If you thought Bill Murray qualified as the therapy patient from hell in What About Bob? wait until you see De Niro as panic-stricken mobster Paul Vitti. Any resemblance between De Niro's portrayal of Vitti and John Gotti is purely on purpose. When Vitti loses his zest for killing, he fears he's only one step away from the proverbial cement overshoes. Luckily, his henchman Jelly (Joe Viterelli) has just met cute with psychotherapist Ben Sobel (Billy Crystal). Jelly brings boss and shrink together. Then the fun really begins. 

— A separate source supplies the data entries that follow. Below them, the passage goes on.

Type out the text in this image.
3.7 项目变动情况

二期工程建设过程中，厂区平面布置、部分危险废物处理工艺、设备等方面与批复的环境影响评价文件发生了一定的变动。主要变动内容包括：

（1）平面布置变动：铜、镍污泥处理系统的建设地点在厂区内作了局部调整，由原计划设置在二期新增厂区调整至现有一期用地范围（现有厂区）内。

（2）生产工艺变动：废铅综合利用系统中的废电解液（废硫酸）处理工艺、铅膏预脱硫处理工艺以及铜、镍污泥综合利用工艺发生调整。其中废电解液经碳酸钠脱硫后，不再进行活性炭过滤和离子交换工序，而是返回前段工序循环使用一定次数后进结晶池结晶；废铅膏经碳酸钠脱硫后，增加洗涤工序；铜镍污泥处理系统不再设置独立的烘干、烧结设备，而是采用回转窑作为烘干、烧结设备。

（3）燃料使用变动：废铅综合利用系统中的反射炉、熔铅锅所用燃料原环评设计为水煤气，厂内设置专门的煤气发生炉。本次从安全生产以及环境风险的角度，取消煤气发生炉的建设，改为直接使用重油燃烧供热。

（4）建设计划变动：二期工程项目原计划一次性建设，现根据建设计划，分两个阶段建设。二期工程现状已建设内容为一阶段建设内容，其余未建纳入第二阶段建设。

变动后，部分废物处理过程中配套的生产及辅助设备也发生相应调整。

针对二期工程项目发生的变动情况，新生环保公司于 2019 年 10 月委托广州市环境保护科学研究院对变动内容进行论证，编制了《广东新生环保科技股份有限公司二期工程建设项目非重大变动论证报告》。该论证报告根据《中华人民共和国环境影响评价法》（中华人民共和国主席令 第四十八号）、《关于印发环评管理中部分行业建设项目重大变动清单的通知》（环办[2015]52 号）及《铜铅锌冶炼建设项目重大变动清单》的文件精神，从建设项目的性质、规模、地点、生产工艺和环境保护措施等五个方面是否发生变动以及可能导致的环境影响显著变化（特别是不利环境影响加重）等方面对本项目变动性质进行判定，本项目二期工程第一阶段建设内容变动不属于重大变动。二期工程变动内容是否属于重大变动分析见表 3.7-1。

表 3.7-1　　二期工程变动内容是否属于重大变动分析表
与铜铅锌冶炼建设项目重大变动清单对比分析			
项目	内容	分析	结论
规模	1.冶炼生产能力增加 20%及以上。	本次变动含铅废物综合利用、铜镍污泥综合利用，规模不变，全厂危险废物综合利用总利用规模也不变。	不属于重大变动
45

Sobel, on the verge of marriage to Laura MacNamara (Lisa Kudrow), wants no part of Vitti, but you try telling the Mob, "fergettaboutit." Vitti wants a cure and wants it fast. Sobel puts him in touch with his feelings and makes Vitti feel better for a while. But Sobel's "24-cure" feels good for only 24 hours, and Vitti's soon more sensitive and needy than ever. 

The movie's most winning when Crystal and De Niro share the screen. Their comedic chemistry sizzles.  

Crystal shines when he concentrates on playing doctor. His scenes with his patients are priceless and, for anyone who's ever endured therapy or provided it, right on the mark. But Crystal falls short when he attempts to out gangster the gangsters. 

De Niro plays his role straight, and that's what makes it so funny. He delivers an affectionate poke, never betraying his gangster-role roots. And when he finally lets go and resolves his father/son conflicts, well, you haven't seen an on-screen, emotional breakthrough like this in years. 

Kudrow, as the fiancee, doesn't have much to do but does it well. Viterelli glows as the loyal henchman, and Chazz Palminteri puts in a fine turn as the dapper, murdering boss. 

Great touches abound. De Niro wrings audience hysterics by getting weepy over a father/son Merrill Lynch™; commercial at exactly the wrong moment. At the same time, the John Gotti wardrobe and Dean Martin/Louis Prima soundtrack lend just the right edge of credibility to the goings-on.  

Therapy is most definitely on a roll. Woody Allen used it in his movies for years, and now we "know" Shakespeare was in therapy. It's not new even for the mob -- first with Grosse Pointe Blank and now television's The Sopranos. But who cares when it's this funny.